直接转移了话题:“那你能把你的咒术展示给我看看吗?我真的很好奇你是怎么从几百年前一直活到现在的。”
男人轻笑出声:“您已经拥有术式,就算我展示给您看,您也……”
你打断他:“哦,这就不是你一个菜鸡应该思考的事了。”
男人一噎。
很久就又恢复风轻云淡的模样:“告诉了您,今晚我能平安离开吗?”
你点头:“当然,咒术师不骗咒术师。”
你们定下束缚。
男人表演给你看。
而你在满足了好奇心后,毫不客气上手摸了他一把。
男人表情破碎。
再也摆不出淡定的模样。
他一边反抗,一边质问你难道就不害怕违约的后果吗。
你笑嘻嘻:“咒术师不骗咒术师,关我这个最强什么事?我又不是咒术师。

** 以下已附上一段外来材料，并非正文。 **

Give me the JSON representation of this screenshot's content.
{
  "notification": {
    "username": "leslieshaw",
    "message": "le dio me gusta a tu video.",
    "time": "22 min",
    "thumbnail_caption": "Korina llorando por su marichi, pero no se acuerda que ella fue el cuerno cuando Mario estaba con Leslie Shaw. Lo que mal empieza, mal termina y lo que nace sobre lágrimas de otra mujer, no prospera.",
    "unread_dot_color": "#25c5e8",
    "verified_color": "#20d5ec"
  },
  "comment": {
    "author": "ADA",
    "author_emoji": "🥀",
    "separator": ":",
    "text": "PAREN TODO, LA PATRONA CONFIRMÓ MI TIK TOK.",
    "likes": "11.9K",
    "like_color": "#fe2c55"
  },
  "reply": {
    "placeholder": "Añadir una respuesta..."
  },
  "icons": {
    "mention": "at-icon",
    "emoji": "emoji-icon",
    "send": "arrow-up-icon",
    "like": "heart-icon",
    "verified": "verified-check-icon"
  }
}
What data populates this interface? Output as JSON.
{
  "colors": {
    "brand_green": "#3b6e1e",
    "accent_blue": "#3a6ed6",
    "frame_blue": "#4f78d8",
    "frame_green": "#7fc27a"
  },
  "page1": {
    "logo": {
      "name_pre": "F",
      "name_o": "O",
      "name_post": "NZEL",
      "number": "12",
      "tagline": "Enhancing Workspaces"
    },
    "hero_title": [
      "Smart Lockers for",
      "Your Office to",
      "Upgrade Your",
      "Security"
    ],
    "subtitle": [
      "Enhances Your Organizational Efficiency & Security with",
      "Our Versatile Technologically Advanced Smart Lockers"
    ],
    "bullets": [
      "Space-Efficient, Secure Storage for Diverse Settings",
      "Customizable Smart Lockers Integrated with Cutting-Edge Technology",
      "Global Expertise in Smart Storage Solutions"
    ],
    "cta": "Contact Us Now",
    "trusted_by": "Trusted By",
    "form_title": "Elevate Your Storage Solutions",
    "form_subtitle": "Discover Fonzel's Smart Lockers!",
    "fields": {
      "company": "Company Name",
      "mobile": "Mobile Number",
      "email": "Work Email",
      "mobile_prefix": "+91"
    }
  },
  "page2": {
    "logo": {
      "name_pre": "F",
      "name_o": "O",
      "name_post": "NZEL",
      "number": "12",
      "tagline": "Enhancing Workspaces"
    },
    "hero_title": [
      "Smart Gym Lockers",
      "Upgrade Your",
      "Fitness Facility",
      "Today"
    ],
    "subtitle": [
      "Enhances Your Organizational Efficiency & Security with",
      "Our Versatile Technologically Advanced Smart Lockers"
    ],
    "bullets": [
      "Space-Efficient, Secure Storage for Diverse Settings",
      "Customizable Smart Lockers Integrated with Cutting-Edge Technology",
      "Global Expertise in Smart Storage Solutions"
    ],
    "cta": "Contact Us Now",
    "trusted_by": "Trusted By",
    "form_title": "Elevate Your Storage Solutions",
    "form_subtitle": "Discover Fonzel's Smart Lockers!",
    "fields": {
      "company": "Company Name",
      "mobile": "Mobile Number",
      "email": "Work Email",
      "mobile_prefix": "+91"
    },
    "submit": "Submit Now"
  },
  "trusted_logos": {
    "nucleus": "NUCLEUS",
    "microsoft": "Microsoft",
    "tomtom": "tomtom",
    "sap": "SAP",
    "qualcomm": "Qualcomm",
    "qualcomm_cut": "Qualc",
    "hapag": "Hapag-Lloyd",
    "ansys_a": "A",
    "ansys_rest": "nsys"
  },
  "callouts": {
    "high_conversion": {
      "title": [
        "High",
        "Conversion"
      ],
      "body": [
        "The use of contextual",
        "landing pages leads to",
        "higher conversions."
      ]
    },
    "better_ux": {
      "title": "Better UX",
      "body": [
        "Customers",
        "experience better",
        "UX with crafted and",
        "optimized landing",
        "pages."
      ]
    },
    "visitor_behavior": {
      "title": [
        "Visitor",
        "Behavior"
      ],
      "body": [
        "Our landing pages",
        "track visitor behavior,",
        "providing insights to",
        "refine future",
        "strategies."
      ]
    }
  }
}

”
你就是要把他变成风铃灯笼,拎在手上,照亮回家的路。
但男人也足够果决。
在意识到根本无法对抗之后,毫不犹豫从怀里掏出被符咒包裹严实的咒物,解开封印,直接将腊肉一样的手指吞入腹中。
霎时间——
空气中骤然传来强烈震动,
巨大的心跳声鼓动得人耳蜗生疼!
男人僵在原地。
无形压力赫然从其身上迸发!
衣发无风自动,黑色的咒力纹路以肉眼可见的速度爬上男人的皮肤,原本扭曲变形的身体,顷刻间就被汹涌的咒力复原!
你很惊讶。
还是第一次见到有人能抵消无为转变的效果。
不由也来了兴趣,光是这绝无仅有的恢复力,就知道这人一定很好玩!
你退到一旁。
没有趁他变身搞偷袭。
而是等到他停止疯狂大笑,气息稳健,开始嚣张叫嚣着要吃人,并点名要吃女人跟小孩后,才高高举手发问:“你叫什么名字?”
“女人?”
他上上下下打量了一番。
怪异的猩红眸子里盛满讥诮,“羂索那个男人竟然被你这样一个小鬼逼入绝境?还真是丢人现眼!”
你又问:“你叫什么名字?”
他从鼻孔里发出冷哼。
明明长相并没有很大变化,但此时此刻的他就是狂傲得仿佛天老大他老二,时时刻刻都在斜眼看人。
他半点没有回答你问话的意思。
攥了攥自己的手掌,能明显感觉到自己跟这具身体的不匹配,声音更冷了一度:“小鬼,你妨碍了羂索的计划,也给他添了很多麻烦,作为接受了这具身体的谢礼,我会在这具身体无法承受我的咒力崩毁之前,吃了你……我很好奇,自诩最强的女人,跟五百年前的那些精英们品尝起来有什么不同……”
你啧了一声。
劈头盖脸就是一耳光。
巴掌声格外清脆。
落在脸上就是通红的五指山。
力气之大,带着他的脸都往一边偏去。
男人愣在原地。
脸上火辣辣地疼。
他茫然摸向自己左脸。
直到丝丝痛楚传来,才恍惚意识到,自己竟然真的被人打了!
叱咤风云一辈子,就连天皇都要在他面前服软,把他当做神明来供奉朝拜的诅咒之王两面宿傩,竟然刚受肉就被人狠狠打了一耳光!
而且,打人的还是个格外年轻的臭丫头!
无法置信!
难以接受!
这种从未有过的经历让他倍觉耻辱,表情越发凶恶起来。
“狗叫什么?”
“再一再二不再三,就不能回答了我的问题再狗叫吗?”
你轻飘飘甩了甩手。
掏出随身携带的帕子擦拭打人的掌心。
嫌弃之情溢于言表,“你没素质随处大小便也就罢了,做人怎么还这么没礼貌?你妈妈没教过你要做个懂文明讲礼貌有素养的好人吗?”
两面宿傩面色一沉。
他第一次听到这么不知死活的话。
毫不犹豫攥紧拳头,直接攻了过去!
“你真的很弱啊。”
你轻松应对。
完全不必摆出认真的态度,就能轻松接下他的全部攻击,“还以为他狗急跳墙能带给我多大的惊喜呢,就这就这?”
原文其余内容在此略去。